Hey, thanks for taking my question. I was hoping – I wanted to kind of get some of your insights on the gene-editing approach for DMD and how to kind of think about the various mutations that occur in dystrophin and how do you correct it? Well, sort of they are used to the various mutations based on the Exonics skipping the amount of full groups, but even within those areas there seem to be many unique mutations.

So I guess when you think of gene-editing, would you have to tackle each one of these mutations in a separate product or is there something out of the box in terms of an edit that can be done to sort of tackle the whole disease landscape with one product?

Yeah, yeah. So when you talk about DMD, right, there are two fundamentally different approaches to this. One is this microdystrophin which many others are doing, not us, and our approach which is based in CRISPR gene-editing to reframe the reading of the code on it, so that we can produce full-length or near full-length protein, right.

So when you think about the advantages and disadvantages of each, and there are, the potential advantage to a microdystrophin approach is that it's a singular approach for multiple Exon. The disadvantage of course is that it's a – it’s not anywhere close to a full-length protein.

Our approach is the full-length protein, which has the great benefit of being what is exactly the protein, that is what we are trying to target. So having full-length protein is critically important. And what we see as the approach here is to come forward with the first Exon and then to have an approach and an agreement with regulators that once we have that first Exon that those 2nd, 3rd, 4th would be far more efficient and obviously our intent is to bring those forward on shorter timelines, because the bulk of the work will have been done with the first Exon.

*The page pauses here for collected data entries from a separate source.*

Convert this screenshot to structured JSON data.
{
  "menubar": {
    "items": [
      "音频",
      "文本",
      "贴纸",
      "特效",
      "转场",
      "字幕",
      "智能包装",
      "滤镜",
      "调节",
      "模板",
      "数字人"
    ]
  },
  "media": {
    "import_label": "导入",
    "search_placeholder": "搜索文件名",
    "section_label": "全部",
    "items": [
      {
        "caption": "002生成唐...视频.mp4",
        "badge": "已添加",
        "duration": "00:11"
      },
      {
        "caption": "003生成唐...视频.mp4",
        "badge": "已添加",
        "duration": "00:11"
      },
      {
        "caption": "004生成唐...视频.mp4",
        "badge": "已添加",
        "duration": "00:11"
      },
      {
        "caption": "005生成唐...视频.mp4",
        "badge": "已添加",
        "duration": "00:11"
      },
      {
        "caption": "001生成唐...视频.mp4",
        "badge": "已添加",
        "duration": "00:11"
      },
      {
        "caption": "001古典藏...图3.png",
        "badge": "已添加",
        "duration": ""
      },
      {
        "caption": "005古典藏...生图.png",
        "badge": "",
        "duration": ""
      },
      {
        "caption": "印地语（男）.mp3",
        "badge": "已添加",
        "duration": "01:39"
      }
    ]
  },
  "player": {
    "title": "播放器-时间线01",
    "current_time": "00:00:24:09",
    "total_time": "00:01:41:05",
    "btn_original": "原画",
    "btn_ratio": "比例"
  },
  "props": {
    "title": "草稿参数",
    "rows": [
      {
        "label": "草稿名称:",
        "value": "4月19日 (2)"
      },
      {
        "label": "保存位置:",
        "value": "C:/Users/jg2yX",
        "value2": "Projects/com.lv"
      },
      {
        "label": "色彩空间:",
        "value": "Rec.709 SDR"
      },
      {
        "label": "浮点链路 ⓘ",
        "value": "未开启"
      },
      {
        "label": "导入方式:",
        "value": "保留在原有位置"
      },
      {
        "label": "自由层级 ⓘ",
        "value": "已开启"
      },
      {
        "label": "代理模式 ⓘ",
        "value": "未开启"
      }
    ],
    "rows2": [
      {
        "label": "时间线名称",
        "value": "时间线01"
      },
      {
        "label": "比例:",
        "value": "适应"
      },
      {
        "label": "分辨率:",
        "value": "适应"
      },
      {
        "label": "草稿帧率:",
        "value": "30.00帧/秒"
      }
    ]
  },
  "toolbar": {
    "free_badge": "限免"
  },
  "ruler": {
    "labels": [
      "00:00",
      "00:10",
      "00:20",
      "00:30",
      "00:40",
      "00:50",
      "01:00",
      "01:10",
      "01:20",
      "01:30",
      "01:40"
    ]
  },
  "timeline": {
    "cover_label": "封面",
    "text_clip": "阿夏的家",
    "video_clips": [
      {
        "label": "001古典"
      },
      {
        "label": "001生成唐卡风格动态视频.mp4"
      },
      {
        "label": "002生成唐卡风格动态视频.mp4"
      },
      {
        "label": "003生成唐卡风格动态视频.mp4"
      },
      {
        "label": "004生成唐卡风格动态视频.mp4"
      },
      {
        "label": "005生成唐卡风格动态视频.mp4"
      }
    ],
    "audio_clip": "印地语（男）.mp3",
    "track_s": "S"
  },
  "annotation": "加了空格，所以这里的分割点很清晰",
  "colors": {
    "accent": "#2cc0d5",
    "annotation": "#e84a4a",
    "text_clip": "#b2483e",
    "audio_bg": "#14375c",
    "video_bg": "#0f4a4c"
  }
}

Got it. So then just to clarify, would the approach to the added beta like effectively edit out the entire Exon 51 in the case of an Exon 51 amenable mutation?

Maybe I could explain it this way. What we're really talking about to get to all of the mutations in DMD, we would need a few vectors, just a few different guides and then we could get to all of the amenable mutations. And remember, the big picture item here really is a bigger difference than whether we need to have one vector or not. It will take a few vectors and a few guides.

But the more important issue is the microdystrophin, a very short-form of the protein that are not expected to provide the benefit of the full-length protein, and you know that in January of this year there was the first readout of a randomized controlled trial using microdystrophin and it was not a positive trial. That's why the bigger picture item to keep in mind here is that our approach is a near full-length or full-length dystrophin.

Great, thank you.

And thank you. And now, I would now like to turn the call back over to Michael Partridge for closing remarks.

Thanks operator. Thank you all for tuning into our first quarter conference call. The Investor Relation team is available tonight if you have additional questions. Have a good night and you can now disconnect.

This concludes today's conference call. Thank you for your participating and you may now disconnect. Thank you and have a great day!